For Asia-Pacific broadcasters, a lot of the change in value will ride on which matches end up scheduled in early kick-off slots in the new 2019-20 schedule. In many Asian markets, only afternoon weekend matches kick off at attractive times for local viewers.
The league has produced a revised calendar for the remainder of the 2019-20 season, which will run from June 17 to August 1 and feature matches seven days a week. Kick-off times have been staggered so no matches will take place at the same time. This will raise the value for broadcasters somewhat, but the real drivers of value in Asian markets are matches scheduled in primetime slots featuring Manchester United, Liverpool and a small number of other leading teams.
There is a danger that the return of football behind closed doors will not be as powerful a draw as some are hoping. One broadcaster said the viewer response to the return of German Bundesliga football on their platform had been disappointing after a strong start, albeit in a market where the league is not a major property. While nearly 50,000 viewers tuned in for the first match, figures for subsequent matches fell to one-tenth of that. The company had complaints from fans on social media about the absence of crowd noise.
Partnership pressure
Most broadcasters and rights-holders today are keen to, and do, form partnerships that are wider and deeper than just rights transactions.
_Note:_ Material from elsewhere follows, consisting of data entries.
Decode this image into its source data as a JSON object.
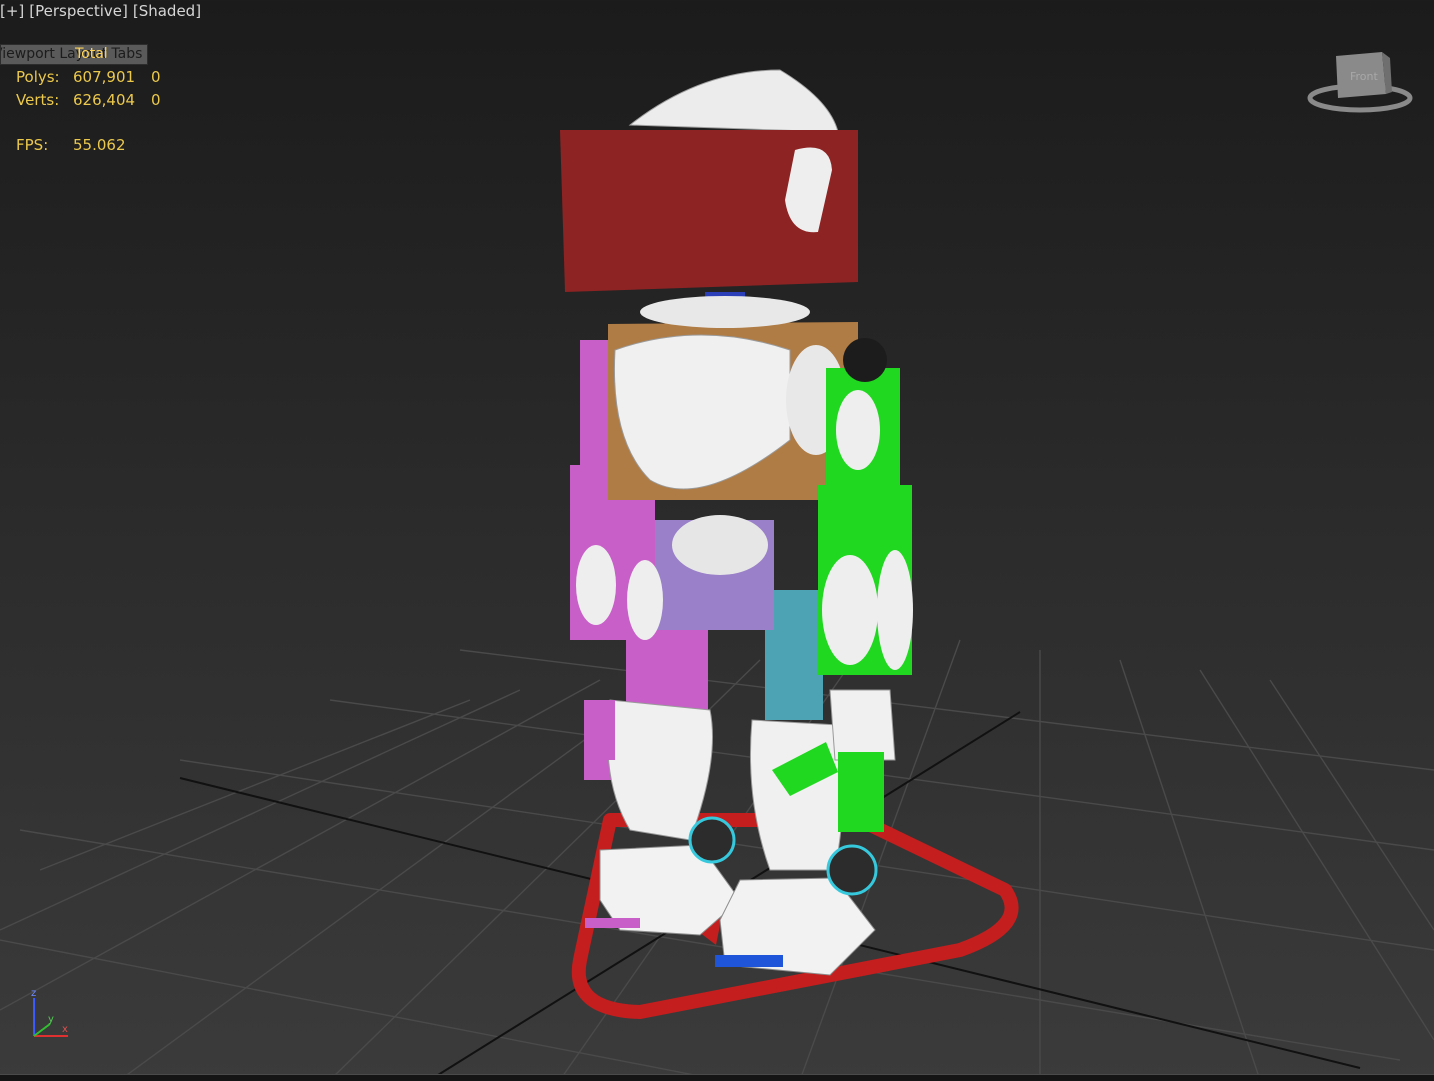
{
  "viewport": {
    "labels": [
      "[+]",
      "[Perspective]",
      "[Shaded]"
    ]
  },
  "overlay": {
    "tab_text": "Viewport Layout Tabs",
    "tab_overlap": "Total"
  },
  "stats": {
    "polys_label": "Polys:",
    "polys_total": "607,901",
    "polys_selected": "0",
    "verts_label": "Verts:",
    "verts_total": "626,404",
    "verts_selected": "0",
    "fps_label": "FPS:",
    "fps_value": "55.062"
  },
  "viewcube": {
    "face_label": "Front"
  },
  "axis_tripod": {
    "z": "z",
    "x": "x",
    "y": "y"
  },
  "colors": {
    "head_box": "#8e2323",
    "torso_box": "#b07c45",
    "left_limbs": "#c85ec8",
    "right_limbs": "#1fd81f",
    "hip_box": "#9a80c8",
    "shin_right": "#4da3b3",
    "ground_control": "#c41e1e",
    "robot_shell": "#f2f2f2",
    "stats_text": "#ecc94c"
  }
}
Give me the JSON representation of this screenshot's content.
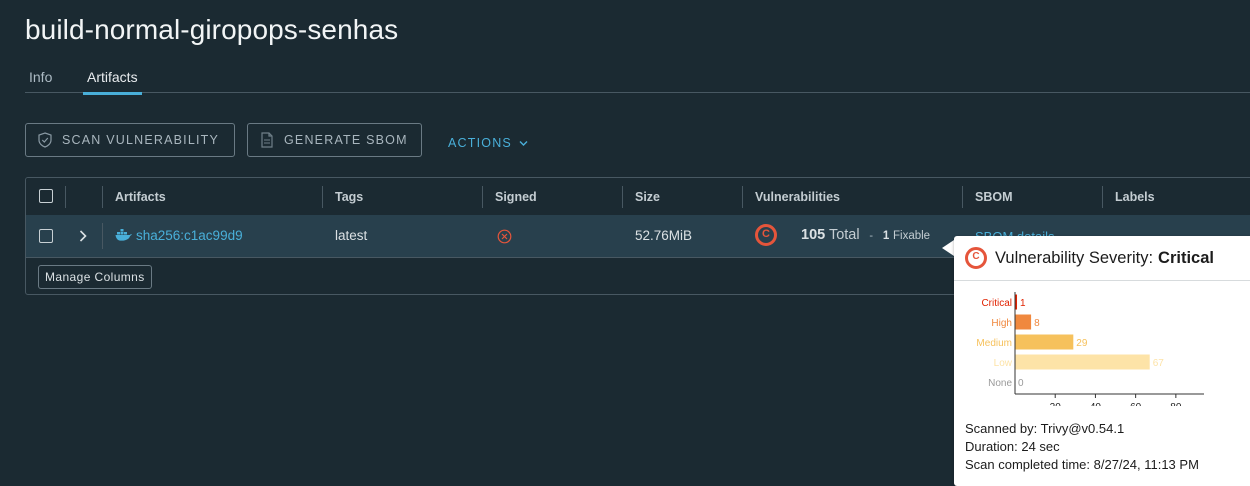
{
  "page": {
    "title": "build-normal-giropops-senhas",
    "tabs": [
      {
        "label": "Info",
        "active": false
      },
      {
        "label": "Artifacts",
        "active": true
      }
    ]
  },
  "toolbar": {
    "scan_label": "SCAN VULNERABILITY",
    "sbom_label": "GENERATE SBOM",
    "actions_label": "ACTIONS"
  },
  "grid": {
    "columns": [
      "Artifacts",
      "Tags",
      "Signed",
      "Size",
      "Vulnerabilities",
      "SBOM",
      "Labels"
    ],
    "row": {
      "digest": "sha256:c1ac99d9",
      "tag": "latest",
      "size": "52.76MiB",
      "vuln_total": "105",
      "vuln_total_word": "Total",
      "vuln_dash": "-",
      "vuln_fixable_count": "1",
      "vuln_fixable_word": "Fixable",
      "sbom_link": "SBOM details"
    },
    "manage_columns": "Manage Columns"
  },
  "popover": {
    "title_prefix": "Vulnerability Severity:",
    "title_value": "Critical",
    "icon_letter": "C",
    "scanned_by": "Scanned by: Trivy@v0.54.1",
    "duration": "Duration: 24 sec",
    "completed": "Scan completed time: 8/27/24, 11:13 PM"
  },
  "chart_data": {
    "type": "bar",
    "orientation": "horizontal",
    "categories": [
      "Critical",
      "High",
      "Medium",
      "Low",
      "None"
    ],
    "values": [
      1,
      8,
      29,
      67,
      0
    ],
    "colors": [
      "#e12200",
      "#f0883e",
      "#f6c15c",
      "#fde3a7",
      "#9a9a9a"
    ],
    "xticks": [
      20,
      40,
      60,
      80
    ],
    "xlim": [
      0,
      94
    ]
  },
  "colors": {
    "accent": "#49afd9",
    "critical": "#e5553b",
    "background": "#1b2a32",
    "row_selected": "#28404d"
  }
}
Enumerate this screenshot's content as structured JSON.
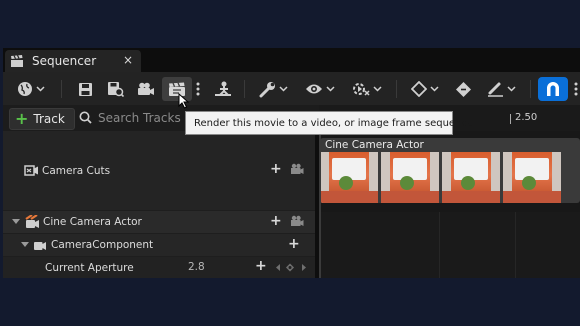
{
  "tab": {
    "title": "Sequencer",
    "close_glyph": "×",
    "icon": "clapperboard-icon"
  },
  "toolbar": {
    "buttons": [
      {
        "name": "world-icon",
        "dropdown": true
      },
      {
        "name": "save-icon"
      },
      {
        "name": "save-as-icon"
      },
      {
        "name": "camera-icon"
      },
      {
        "name": "render-movie-icon",
        "active": true
      },
      {
        "name": "more-options-icon"
      },
      {
        "name": "animation-icon"
      },
      {
        "name": "wrench-icon",
        "dropdown": true
      },
      {
        "name": "eye-icon",
        "dropdown": true
      },
      {
        "name": "playback-icon",
        "dropdown": true
      },
      {
        "name": "keyframe-icon",
        "dropdown": true
      },
      {
        "name": "key-tag-icon"
      },
      {
        "name": "brush-icon",
        "dropdown": true
      },
      {
        "name": "snap-magnet-icon",
        "highlight": "#0a6fd8"
      }
    ]
  },
  "trackbar": {
    "add_track_label": "Track",
    "search_placeholder": "Search Tracks",
    "ruler_label": "2.50"
  },
  "tooltip": {
    "text": "Render this movie to a video, or image frame sequence"
  },
  "outliner": {
    "rows": [
      {
        "label": "Camera Cuts"
      },
      {
        "label": "Cine Camera Actor"
      },
      {
        "label": "CameraComponent"
      },
      {
        "label": "Current Aperture",
        "value": "2.8"
      }
    ]
  },
  "timeline": {
    "clip_label": "Cine Camera Actor"
  },
  "colors": {
    "accent": "#0a6fd8",
    "add_green": "#59c24a",
    "background": "#131a2e"
  }
}
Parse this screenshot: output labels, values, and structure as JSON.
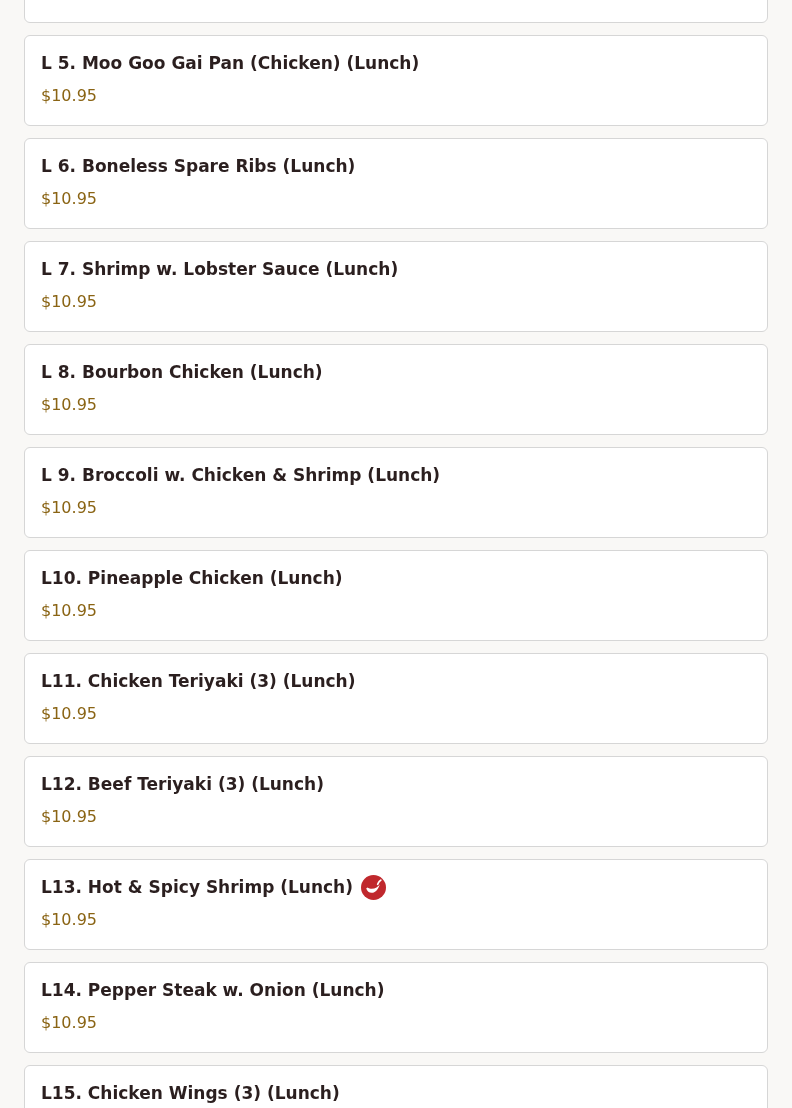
{
  "menu_items": [
    {
      "name": "L 5. Moo Goo Gai Pan (Chicken) (Lunch)",
      "price": "$10.95",
      "spicy": false
    },
    {
      "name": "L 6. Boneless Spare Ribs (Lunch)",
      "price": "$10.95",
      "spicy": false
    },
    {
      "name": "L 7. Shrimp w. Lobster Sauce (Lunch)",
      "price": "$10.95",
      "spicy": false
    },
    {
      "name": "L 8. Bourbon Chicken (Lunch)",
      "price": "$10.95",
      "spicy": false
    },
    {
      "name": "L 9. Broccoli w. Chicken & Shrimp (Lunch)",
      "price": "$10.95",
      "spicy": false
    },
    {
      "name": "L10. Pineapple Chicken (Lunch)",
      "price": "$10.95",
      "spicy": false
    },
    {
      "name": "L11. Chicken Teriyaki (3) (Lunch)",
      "price": "$10.95",
      "spicy": false
    },
    {
      "name": "L12. Beef Teriyaki (3) (Lunch)",
      "price": "$10.95",
      "spicy": false
    },
    {
      "name": "L13. Hot & Spicy Shrimp (Lunch)",
      "price": "$10.95",
      "spicy": true
    },
    {
      "name": "L14. Pepper Steak w. Onion (Lunch)",
      "price": "$10.95",
      "spicy": false
    },
    {
      "name": "L15. Chicken Wings (3) (Lunch)",
      "spicy": false
    }
  ]
}
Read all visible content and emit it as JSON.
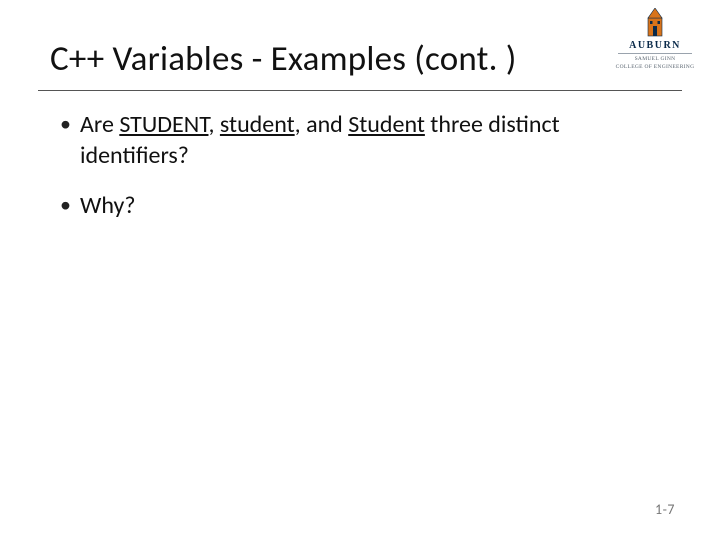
{
  "slide": {
    "title": "C++ Variables - Examples (cont. )",
    "bullets": [
      {
        "pre": "Are ",
        "u1": "STUDENT",
        "sep1": ", ",
        "u2": "student",
        "sep2": ", and ",
        "u3": "Student",
        "post": " three distinct identifiers?"
      },
      {
        "text": "Why?"
      }
    ],
    "page": "1-7"
  },
  "logo": {
    "word": "AUBURN",
    "sub1": "SAMUEL GINN",
    "sub2": "COLLEGE OF ENGINEERING"
  }
}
Many broadcasters have played a central role in building up the rights value of their properties over the years. These mutually beneficial relationships could come under pressure during the coming negotiations.
One broadcaster told SportBusiness Media: “If they don’t play ball now, when it comes to renew, something will have to give. What am I investing in it for? What if this happens again, are they going to help me? It’s a relationship thing.”